Homogenisation – which uses equipment similar to a domestic blender – has for decades been the tried and trusted way method of emulsification, but said Mr Hayward, it can be wasteful and produce uneven sizes of particles which affect the quality and performance of the product.
There are more than 160 teams across the world trying to develop a vaccine against Covid-19. Many – including scientists at Imperial College in London – are using a process called microfluidics, which provides far more precision than homogenisation but is likely to be impractical in producing the required quantities.
“At some stage microfluidics are going to run out of road and that’s the point where we come in,” said Mr Hayward.
“We have had a number of people who have come to us based on what they have done with their microfluidics approach and say they’re trying to scale up but can’t.”
As well as pharmaceutical companies, Micropore has clients throughout the world operating in a diverse range of sectors: cosmetics, paint, oilfield chemicals, agriculture chemicals and a producer of rocket fuel.
“Our process gives you precision and therefore control over the way that the product works.

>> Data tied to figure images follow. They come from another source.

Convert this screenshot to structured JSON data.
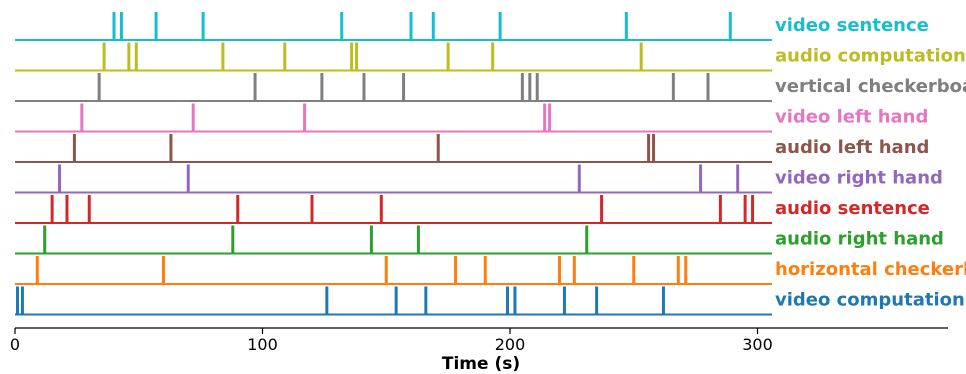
{
  "chart_data": {
    "type": "event-raster",
    "xlabel": "Time (s)",
    "xlim": [
      0,
      316
    ],
    "xticks": [
      0,
      100,
      200,
      300
    ],
    "grid": false,
    "legend": "none",
    "rows": [
      {
        "name": "video sentence",
        "color": "#17becf",
        "events": [
          40,
          43,
          57,
          76,
          132,
          160,
          169,
          196,
          247,
          289
        ]
      },
      {
        "name": "audio computation",
        "color": "#bcbd22",
        "events": [
          36,
          46,
          49,
          84,
          109,
          136,
          138,
          175,
          193,
          253
        ]
      },
      {
        "name": "vertical checkerboard",
        "color": "#7f7f7f",
        "events": [
          34,
          97,
          124,
          141,
          157,
          205,
          208,
          211,
          266,
          280
        ]
      },
      {
        "name": "video left hand",
        "color": "#e377c2",
        "events": [
          27,
          72,
          117,
          214,
          216
        ]
      },
      {
        "name": "audio left hand",
        "color": "#8c564b",
        "events": [
          24,
          63,
          171,
          256,
          258
        ]
      },
      {
        "name": "video right hand",
        "color": "#9467bd",
        "events": [
          18,
          70,
          228,
          277,
          292
        ]
      },
      {
        "name": "audio sentence",
        "color": "#d62728",
        "events": [
          15,
          21,
          30,
          90,
          120,
          148,
          237,
          285,
          295,
          298
        ]
      },
      {
        "name": "audio right hand",
        "color": "#2ca02c",
        "events": [
          12,
          88,
          144,
          163,
          231
        ]
      },
      {
        "name": "horizontal checkerboard",
        "color": "#ff7f0e",
        "events": [
          9,
          60,
          150,
          178,
          190,
          220,
          226,
          250,
          268,
          271
        ]
      },
      {
        "name": "video computation",
        "color": "#1f77b4",
        "events": [
          1,
          3,
          126,
          154,
          166,
          199,
          202,
          222,
          235,
          262
        ]
      }
    ]
  }
}
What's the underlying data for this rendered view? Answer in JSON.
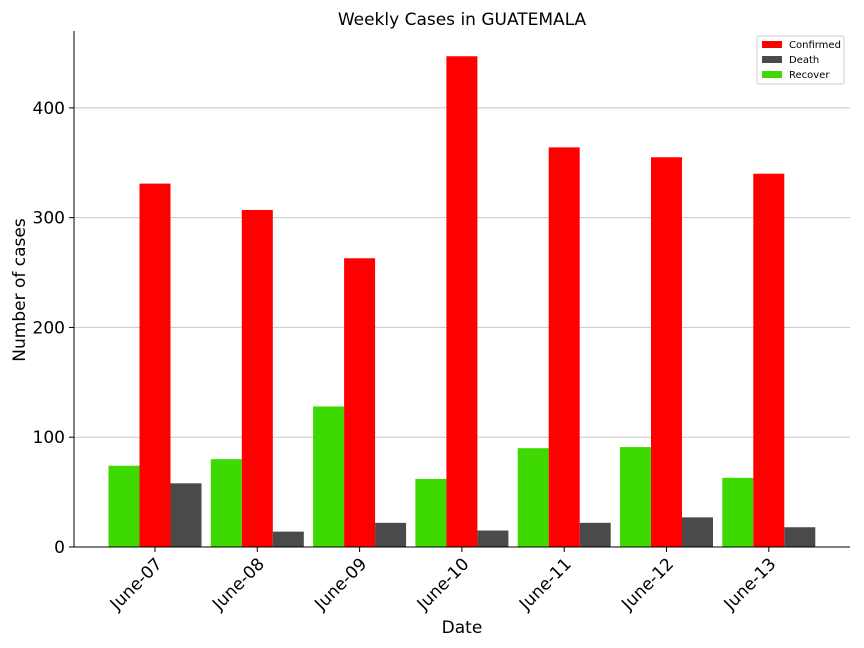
{
  "chart_data": {
    "type": "bar",
    "title": "Weekly Cases in GUATEMALA",
    "xlabel": "Date",
    "ylabel": "Number of cases",
    "categories": [
      "June-07",
      "June-08",
      "June-09",
      "June-10",
      "June-11",
      "June-12",
      "June-13"
    ],
    "series": [
      {
        "name": "Recover",
        "color": "#3dd900",
        "values": [
          74,
          80,
          128,
          62,
          90,
          91,
          63
        ]
      },
      {
        "name": "Confirmed",
        "color": "#ff0000",
        "values": [
          331,
          307,
          263,
          447,
          364,
          355,
          340
        ]
      },
      {
        "name": "Death",
        "color": "#4a4a4a",
        "values": [
          58,
          14,
          22,
          15,
          22,
          27,
          18
        ]
      }
    ],
    "legend_order": [
      "Confirmed",
      "Death",
      "Recover"
    ],
    "ylim": [
      0,
      470
    ],
    "yticks": [
      0,
      100,
      200,
      300,
      400
    ],
    "grid": "y",
    "legend_position": "top-right"
  }
}
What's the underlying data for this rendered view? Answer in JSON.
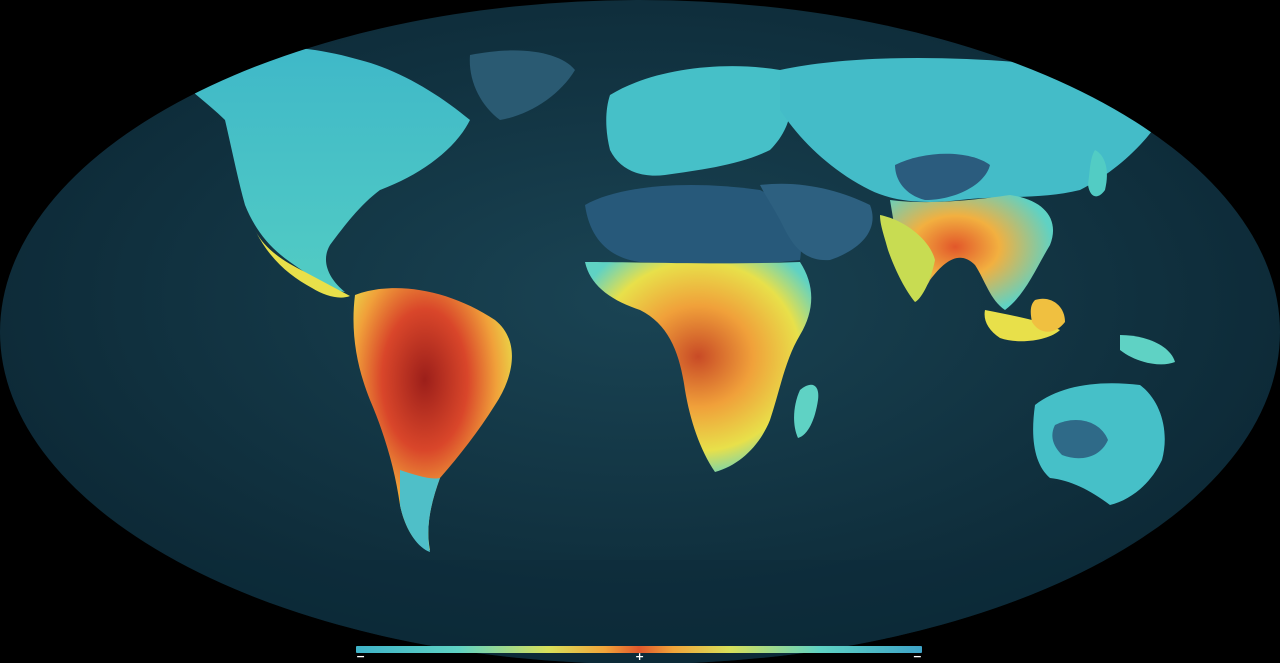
{
  "map": {
    "colors": {
      "ocean_dark": "#0a2a38",
      "ocean_mid": "#163c4c",
      "land_low": "#3fc0cc",
      "land_mid": "#e8e04a",
      "land_high": "#e2572a",
      "land_peak": "#9c1f1a",
      "desert": "#2a5f7a"
    }
  },
  "legend": {
    "min_label": "−",
    "mid_label": "+",
    "max_label": "−"
  }
}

The scalability then allows that to go to whatever anybody wants – and in the case of a vaccine that isn’t actually that huge in terms of quantity – but for a household laundry product that’s tens of thousands of tonnes,” said Mr Hayward.
Micropore Technologies was launched in 2003 as a spin-out business from Loughborough University.
It moved to the Wilton Centre in 2016 to benefit from its high quality laboratories and infrastructure. It has developed a trusted network of suppliers in the Tees Valley and North-East and has benefited from the support of UK Steel Enterprise and Mercia, the Northern Powerhouse investment fund.
In four years it has grown from a company employing one member of staff to a 12-strong business with employees based at the Wilton Centre and in the United States and India. It exports 85% of its products across most of the European Union as well as South East Asia, the Far East and the Americas.
The Wilton Centre’s accommodation manager Claire Morton said it had been extremely rewarding to see at first hand Micropore’s success.
“Like many of the companies based here, it has developed a unique and world-class product. We would like to think the facilities we provide and the culture we have built have created an environment which helps scientific innovation to flourish.”
Micropore Technologies is one of a number of companies at the Wilton Centre – the region’s premier science park – which are engaged in Covid-19 work.
Another – Absolute Antibody – works with 14 of the world’s top 15 pharmaceutical companies who are trying to develop a vaccine or treatment for the virus. In the Spring it recruited six Teesside science students to support its team of 30 staff.